1. Au cours de chaque campagne, l'autorité compétente de l'État membre procède à des contrôles auprès de chaque fabricant ou raffinerie agréé.
2. Les contrôles visent à s'assurer de l'exactitude et de l'exhaustivité des données des registres visés à l'article 9 et des communications visées à l'article 21 au moyen, notamment, d'une analyse de la cohérence entre les quantités de matières premières livrées et les quantités de produits finis obtenus ainsi que d'un rapprochement avec les documents commerciaux ou d'autres documents pertinents.
Les contrôles incluent une vérification de l'exactitude des instruments de pesée et des analyses en laboratoire utilisées pour déterminer les livraisons de matières premières et leur entrée en production, les produits obtenus et les mouvements de stocks.

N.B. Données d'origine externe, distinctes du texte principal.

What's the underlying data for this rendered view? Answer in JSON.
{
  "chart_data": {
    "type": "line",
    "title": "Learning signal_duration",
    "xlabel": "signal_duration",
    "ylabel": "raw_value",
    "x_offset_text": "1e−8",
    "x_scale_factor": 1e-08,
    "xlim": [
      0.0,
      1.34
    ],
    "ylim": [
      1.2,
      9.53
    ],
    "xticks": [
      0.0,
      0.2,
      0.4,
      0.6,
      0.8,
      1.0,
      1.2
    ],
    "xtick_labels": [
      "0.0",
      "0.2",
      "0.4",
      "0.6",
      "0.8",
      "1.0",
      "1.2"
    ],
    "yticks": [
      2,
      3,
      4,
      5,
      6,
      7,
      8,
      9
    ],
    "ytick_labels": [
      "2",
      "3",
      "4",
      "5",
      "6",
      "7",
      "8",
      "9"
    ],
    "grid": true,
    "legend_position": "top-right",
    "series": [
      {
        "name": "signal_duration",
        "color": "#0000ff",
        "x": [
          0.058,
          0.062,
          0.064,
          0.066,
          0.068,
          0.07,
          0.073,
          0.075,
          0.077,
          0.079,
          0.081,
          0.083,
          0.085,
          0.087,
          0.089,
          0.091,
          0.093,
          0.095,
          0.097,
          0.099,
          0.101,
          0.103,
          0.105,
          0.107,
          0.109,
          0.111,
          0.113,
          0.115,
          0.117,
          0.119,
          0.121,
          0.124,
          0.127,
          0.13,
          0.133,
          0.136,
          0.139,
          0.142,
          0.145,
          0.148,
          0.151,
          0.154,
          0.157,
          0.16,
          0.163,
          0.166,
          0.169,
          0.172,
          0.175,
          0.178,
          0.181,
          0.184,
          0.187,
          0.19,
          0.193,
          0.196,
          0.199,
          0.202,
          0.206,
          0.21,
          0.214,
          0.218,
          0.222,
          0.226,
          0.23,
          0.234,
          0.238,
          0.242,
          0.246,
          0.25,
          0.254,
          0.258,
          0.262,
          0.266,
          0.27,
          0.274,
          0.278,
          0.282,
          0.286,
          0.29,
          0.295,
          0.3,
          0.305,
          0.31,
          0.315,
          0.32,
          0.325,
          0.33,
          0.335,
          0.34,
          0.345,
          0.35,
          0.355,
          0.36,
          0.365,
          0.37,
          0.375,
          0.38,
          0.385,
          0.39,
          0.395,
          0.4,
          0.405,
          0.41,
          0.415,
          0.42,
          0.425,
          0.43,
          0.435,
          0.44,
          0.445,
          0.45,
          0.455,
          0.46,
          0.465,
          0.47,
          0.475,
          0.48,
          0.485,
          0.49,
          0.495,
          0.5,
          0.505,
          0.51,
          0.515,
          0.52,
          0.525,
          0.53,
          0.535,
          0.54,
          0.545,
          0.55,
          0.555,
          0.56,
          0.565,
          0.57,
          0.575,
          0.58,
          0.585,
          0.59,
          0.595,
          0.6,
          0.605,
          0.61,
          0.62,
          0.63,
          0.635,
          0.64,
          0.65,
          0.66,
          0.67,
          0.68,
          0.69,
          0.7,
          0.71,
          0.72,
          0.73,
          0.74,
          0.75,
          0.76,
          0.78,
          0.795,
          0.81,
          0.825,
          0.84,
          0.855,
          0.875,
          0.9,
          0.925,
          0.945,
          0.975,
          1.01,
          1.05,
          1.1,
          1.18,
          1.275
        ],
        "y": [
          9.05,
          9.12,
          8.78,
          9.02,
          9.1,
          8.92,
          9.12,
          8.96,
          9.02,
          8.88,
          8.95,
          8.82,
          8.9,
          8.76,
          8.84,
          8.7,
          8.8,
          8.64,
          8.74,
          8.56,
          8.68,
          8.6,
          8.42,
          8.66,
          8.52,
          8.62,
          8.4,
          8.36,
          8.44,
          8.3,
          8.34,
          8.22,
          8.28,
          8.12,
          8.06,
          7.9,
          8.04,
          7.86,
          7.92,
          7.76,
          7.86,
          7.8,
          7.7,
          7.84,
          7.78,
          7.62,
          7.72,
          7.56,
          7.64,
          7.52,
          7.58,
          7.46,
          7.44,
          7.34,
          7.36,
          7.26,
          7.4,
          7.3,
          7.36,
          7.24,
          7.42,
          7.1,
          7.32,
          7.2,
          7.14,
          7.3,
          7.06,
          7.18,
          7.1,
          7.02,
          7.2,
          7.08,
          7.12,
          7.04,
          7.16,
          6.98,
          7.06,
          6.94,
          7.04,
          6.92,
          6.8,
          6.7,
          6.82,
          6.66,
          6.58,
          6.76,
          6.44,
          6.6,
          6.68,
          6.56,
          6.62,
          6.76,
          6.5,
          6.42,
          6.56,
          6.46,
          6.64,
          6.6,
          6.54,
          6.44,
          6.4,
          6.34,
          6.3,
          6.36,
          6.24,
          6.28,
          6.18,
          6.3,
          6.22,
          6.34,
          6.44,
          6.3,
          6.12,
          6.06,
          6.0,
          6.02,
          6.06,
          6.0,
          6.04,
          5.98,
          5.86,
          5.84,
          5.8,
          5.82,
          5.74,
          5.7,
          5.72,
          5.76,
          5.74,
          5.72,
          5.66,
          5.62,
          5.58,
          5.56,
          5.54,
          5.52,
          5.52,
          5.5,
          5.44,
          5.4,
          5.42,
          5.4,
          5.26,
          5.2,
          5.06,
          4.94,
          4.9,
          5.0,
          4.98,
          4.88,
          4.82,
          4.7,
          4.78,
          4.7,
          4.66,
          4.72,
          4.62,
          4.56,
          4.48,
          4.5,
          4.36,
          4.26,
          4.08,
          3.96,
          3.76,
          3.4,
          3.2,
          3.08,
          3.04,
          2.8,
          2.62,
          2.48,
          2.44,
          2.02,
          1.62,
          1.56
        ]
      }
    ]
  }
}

Les contrôles comprennent une vérification de l'exactitude et de l'exhaustivité des données utilisées pour l'établissement des prix de vente mensuels moyens de l'entreprise, visés à l'article 13, paragraphe 2.
Pour les fabricants de sucre, les contrôles portent également sur le respect de l'obligation de payer le prix minimal au producteur de betteraves.
Au moins une fois tous les deux ans, les contrôles incluent une vérification physique des stocks.
3. S'il est prévu par les autorités compétentes de l'État membre que certains éléments du contrôle puissent être mis en œuvre sur la base d'un échantillon, celui-ci doit assurer un niveau de contrôle fiable et représentatif.
4. L'État membre peut exiger des entreprises agréées qu'elles recourent aux services d'un certificateur des comptes, dont le statut est reconnu dans l'État membre, pour établir une certification des données de prix visées à l'article 13.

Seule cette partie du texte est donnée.